State agency liberalizes high-tech tax credits
The state clarifies the standards for deals that qualify for the credit
Hawaii's top tax official announced plans yesterday to make it easier for businesses and investors to take advantage of a state tax credit designed to promote investment in high-tech ventures.
The statement drafted by the Hawaii Department of Taxation does not represent policy or rule change, said Kurt Kawafuchi, the department's director. Rather, the statement clarifies the standards that the department will use when deciding whether a deal will automatically qualify for the investor credits.
Kawafuchi said that the department's statement, which is called a tax information release, will "liberalize" some of these standards.
Kawafuchi unveiled the plan yesterday before a crowd of approximately 200 business executives and technology professionals attending a luncheon produced by the Hawaii Science & Technology Council.
Billed as a trip by Kawafuchi to "the lion's den," the luncheon presented the opportunity for professionals to grill Kawafuchi about a business incentive that has been the subject of often-vigorous debate since it was implemented in 2001.
Known as Acts 221/215, the legislation provides 100 percent tax credits for investments in qualified high-tech businesses, which include biomedical firms and software companies, as well as performing-arts projects such as film and television productions.
Proponents of the measure have said it has helped seed a fledgling tech industry in Hawaii that includes promising firms such as Hawaii Biotech Inc. and Hoku Scientific Inc. But critics have charged that the program has been subjected to abuse in the past.
Between 2001 and 2004, the state has issued $184.5 million in tax credits, which can be claimed over five years, Kawafuchi reported yesterday. Of that total, taxpayers so far have claimed $74.9 million, which is money that the state essentially has given up.
Despite the robust amount of public money that has been given up under the program so far, there has been relatively little information made public on the program's economic benefits. For example, the state has never produced information quantifying the number of jobs produced. And Kawafuchi could not immediately say how many companies had benefited from the program.

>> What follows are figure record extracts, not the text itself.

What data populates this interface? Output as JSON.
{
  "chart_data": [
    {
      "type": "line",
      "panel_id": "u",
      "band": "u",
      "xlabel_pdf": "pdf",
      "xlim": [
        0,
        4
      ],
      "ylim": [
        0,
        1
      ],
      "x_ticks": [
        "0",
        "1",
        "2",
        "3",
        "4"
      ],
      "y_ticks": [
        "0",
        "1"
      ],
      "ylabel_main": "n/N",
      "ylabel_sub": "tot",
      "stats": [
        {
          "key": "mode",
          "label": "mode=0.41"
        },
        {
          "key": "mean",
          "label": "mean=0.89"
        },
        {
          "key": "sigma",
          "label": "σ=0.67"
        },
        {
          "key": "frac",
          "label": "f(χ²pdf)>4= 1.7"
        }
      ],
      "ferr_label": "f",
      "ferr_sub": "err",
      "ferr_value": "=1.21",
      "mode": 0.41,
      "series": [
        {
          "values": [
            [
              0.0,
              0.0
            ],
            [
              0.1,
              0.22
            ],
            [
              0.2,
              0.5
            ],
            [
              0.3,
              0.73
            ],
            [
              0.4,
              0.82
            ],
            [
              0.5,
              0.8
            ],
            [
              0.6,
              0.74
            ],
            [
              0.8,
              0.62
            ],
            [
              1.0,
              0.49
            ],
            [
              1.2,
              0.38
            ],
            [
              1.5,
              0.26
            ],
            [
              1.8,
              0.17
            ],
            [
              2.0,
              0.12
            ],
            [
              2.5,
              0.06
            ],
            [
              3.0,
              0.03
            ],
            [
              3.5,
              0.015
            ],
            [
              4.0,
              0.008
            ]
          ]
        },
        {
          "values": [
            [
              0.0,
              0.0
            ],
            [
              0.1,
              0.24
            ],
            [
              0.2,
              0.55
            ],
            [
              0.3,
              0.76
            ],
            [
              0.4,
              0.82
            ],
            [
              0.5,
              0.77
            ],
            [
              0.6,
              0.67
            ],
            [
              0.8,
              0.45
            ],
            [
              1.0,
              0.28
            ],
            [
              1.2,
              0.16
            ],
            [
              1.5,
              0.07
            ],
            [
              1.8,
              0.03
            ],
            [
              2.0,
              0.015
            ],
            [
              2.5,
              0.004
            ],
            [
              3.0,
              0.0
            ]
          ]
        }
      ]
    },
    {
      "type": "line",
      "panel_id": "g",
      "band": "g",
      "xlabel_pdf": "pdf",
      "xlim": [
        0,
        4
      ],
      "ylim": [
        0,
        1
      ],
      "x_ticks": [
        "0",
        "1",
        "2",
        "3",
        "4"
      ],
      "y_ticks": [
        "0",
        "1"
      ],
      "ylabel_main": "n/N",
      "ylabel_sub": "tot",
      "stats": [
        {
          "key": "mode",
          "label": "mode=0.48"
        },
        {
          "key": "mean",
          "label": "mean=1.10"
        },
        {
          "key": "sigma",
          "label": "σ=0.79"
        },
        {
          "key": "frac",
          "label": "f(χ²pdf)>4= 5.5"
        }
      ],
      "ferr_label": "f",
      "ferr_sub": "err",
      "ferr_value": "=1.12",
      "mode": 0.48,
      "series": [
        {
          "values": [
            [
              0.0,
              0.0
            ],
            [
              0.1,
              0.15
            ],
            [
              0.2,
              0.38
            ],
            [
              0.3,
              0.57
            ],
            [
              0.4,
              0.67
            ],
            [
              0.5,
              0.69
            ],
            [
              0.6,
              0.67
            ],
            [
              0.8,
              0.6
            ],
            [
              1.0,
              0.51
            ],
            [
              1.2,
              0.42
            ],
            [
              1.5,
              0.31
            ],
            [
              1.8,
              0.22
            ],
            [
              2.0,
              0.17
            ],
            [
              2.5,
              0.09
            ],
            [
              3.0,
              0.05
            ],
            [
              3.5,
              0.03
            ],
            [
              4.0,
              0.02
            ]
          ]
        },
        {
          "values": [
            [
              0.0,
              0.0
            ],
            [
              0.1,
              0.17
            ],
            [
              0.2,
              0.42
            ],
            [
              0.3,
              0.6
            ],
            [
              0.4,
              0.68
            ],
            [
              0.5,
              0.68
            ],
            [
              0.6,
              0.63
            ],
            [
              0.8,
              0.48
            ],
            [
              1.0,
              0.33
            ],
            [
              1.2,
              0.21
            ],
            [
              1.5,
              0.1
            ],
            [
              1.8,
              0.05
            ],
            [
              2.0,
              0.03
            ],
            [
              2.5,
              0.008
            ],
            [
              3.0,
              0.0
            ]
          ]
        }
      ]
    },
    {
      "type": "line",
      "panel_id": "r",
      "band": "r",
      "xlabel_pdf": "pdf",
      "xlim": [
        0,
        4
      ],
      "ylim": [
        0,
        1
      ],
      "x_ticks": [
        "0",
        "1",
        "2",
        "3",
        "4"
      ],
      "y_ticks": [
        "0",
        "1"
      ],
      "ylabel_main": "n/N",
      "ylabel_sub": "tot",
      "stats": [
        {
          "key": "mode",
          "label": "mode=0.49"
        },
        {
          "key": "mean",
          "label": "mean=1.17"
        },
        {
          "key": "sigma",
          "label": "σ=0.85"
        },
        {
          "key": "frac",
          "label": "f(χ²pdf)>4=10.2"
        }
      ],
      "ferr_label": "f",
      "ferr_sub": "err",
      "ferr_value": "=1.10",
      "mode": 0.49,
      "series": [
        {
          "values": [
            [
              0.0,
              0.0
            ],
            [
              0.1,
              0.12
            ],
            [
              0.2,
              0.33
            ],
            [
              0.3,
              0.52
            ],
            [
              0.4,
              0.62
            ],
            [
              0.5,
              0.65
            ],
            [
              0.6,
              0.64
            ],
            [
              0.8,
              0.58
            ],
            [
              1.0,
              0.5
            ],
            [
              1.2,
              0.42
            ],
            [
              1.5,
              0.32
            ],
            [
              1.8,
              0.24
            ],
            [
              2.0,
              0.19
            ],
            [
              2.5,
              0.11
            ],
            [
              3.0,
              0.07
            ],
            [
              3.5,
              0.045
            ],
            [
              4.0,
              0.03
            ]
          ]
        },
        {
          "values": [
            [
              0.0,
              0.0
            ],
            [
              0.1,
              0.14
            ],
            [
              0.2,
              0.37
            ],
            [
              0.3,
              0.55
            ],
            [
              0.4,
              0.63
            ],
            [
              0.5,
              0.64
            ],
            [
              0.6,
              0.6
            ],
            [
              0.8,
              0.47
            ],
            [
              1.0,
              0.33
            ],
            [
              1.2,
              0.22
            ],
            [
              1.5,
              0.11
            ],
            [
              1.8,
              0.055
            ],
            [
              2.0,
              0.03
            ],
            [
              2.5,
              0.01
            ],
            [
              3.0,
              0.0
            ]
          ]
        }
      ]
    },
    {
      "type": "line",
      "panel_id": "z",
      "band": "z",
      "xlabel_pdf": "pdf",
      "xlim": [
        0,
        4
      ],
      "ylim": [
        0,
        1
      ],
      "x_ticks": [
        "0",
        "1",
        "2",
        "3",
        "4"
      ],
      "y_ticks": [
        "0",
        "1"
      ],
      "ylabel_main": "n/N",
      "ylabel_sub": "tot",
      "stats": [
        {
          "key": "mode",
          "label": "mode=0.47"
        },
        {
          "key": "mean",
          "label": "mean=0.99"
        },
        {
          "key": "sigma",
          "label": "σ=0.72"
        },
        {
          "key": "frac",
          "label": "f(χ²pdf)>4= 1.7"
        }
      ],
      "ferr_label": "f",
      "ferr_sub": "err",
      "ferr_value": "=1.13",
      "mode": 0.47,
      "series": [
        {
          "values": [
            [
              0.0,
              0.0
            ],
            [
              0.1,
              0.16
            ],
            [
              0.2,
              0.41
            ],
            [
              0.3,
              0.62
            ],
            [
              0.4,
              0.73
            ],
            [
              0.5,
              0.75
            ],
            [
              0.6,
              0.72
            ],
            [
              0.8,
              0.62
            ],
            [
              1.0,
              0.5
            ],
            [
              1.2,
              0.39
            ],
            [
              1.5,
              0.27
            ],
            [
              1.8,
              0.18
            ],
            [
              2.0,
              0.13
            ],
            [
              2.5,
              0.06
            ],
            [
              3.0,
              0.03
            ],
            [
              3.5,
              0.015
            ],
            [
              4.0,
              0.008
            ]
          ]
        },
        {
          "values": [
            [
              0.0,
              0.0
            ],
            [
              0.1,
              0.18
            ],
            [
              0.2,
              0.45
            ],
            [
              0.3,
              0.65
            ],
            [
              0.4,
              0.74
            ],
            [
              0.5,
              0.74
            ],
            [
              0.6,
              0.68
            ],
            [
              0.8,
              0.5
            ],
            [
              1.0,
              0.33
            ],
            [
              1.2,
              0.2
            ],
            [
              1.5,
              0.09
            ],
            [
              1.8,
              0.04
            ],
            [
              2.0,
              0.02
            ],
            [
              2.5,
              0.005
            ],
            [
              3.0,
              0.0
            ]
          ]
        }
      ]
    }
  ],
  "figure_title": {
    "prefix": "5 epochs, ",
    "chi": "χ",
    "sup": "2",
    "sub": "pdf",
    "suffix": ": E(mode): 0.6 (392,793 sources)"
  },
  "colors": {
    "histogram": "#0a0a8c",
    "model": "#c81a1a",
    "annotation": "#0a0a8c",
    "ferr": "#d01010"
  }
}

This has left the industry without information that might rebut critics and allow the public and Legislature make informed decisions concerning the program.
Ann Chung, vice president of the Hawaii Science & Technology Council, said the industry recognizes the need for some kind of economic analysis. Chung said the council is considering commissioning a study. However, Chung would not say whether the industry would support legislation mandating that the state produce an annual study.
Regardless, Chung said it was important to note that $184.5 million was invested in qualified high tech and performing arts ventures between 2001 and 2004. It is safe to assume, Chung said, that that money has been pumped into the local economy through payroll and other business expenses.